En Ecuador estamos mal, muy mal. La confianza interpersonal, es decir la confianza que tenemos en las otras personas que conforman nuestro entorno, elemento esencial para el sostenimiento de la democracia, es bastante baja. De acuerdo al Barómetro de Las Américas solo el 43% de la ciudadanía encuentra confiable a la gente de su comunidad.
Otro elemento en el que andamos muy escasos es la tolerancia. En los indicadores de tolerancia política del mismo Barómetro, de 100 grados posibles, los ecuatorianos apenas alcanzan 50 en la aprobación de que las personas que hablen mal de la forma de gobierno de Ecuador, no sólo del gobierno de turno, sino del sistema de gobierno, tengan derecho a votar, a realizar manifestaciones pacíficas para expresar sus puntos de vista, a que puedan postularse a cargos públicos y a que puedan opinar en televisión.
Esto ha generado una enorme polarización y un exacerbamiento de las posiciones extremas. A esto hay que añadirle la política identitaria, que ha fomentado la frustración y el resentimiento de varios sectores sociales, lo que va de la mano con la supuesta superioridad moral de ciertos grupos sobre otros y una cada vez más común cultura de la cancelación.
Así, nuestro país se ha transformado en una “sociedad de la intolerancia”, en la que la capacidad para aceptar lo que no nos gusta se ha perdido y en la que ya casi no existe el respeto por el que disiente, lo que de acuerdo al politólogo Fernando Vallespín es señal de la decadencia de la cultura política liberal, sustento de la democracia.

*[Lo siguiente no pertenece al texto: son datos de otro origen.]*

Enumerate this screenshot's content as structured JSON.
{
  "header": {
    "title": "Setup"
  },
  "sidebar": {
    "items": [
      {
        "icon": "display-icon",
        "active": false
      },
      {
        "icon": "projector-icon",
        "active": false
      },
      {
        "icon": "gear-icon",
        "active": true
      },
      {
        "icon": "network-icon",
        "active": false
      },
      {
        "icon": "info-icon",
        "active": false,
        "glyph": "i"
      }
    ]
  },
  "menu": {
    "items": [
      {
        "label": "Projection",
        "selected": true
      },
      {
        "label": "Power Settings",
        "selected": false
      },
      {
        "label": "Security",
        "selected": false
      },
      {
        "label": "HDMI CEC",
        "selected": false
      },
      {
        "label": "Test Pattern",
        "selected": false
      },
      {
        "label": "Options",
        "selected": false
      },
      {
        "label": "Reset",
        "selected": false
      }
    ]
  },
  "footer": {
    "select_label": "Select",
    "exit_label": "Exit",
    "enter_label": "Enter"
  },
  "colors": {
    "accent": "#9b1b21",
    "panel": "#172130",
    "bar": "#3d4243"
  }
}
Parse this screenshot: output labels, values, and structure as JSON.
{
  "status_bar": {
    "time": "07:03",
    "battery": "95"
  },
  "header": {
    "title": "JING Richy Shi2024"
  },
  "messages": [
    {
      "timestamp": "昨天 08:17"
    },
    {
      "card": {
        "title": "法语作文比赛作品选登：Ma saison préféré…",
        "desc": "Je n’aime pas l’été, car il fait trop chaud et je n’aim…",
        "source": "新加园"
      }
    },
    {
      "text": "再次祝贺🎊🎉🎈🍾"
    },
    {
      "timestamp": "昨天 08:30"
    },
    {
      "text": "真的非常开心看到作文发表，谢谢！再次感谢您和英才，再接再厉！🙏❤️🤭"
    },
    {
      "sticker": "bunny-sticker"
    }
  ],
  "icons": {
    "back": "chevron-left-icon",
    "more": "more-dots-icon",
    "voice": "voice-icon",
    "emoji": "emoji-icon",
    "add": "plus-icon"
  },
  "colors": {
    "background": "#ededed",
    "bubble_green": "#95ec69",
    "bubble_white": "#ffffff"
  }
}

En definitiva, nuestro tejido social está fracturado y lo que hemos visto en las movilizaciones sociales son muestra de eso. No por las justas reivindicaciones que muchos de quienes se han unido a ellas pudieran tener, sino por como líderes sociales y políticos las están utilizando como excusa para atentar contra la democracia y los derechos de los demás mientras que posiciones de lado y lado se hacen cada vez más irreconciliables.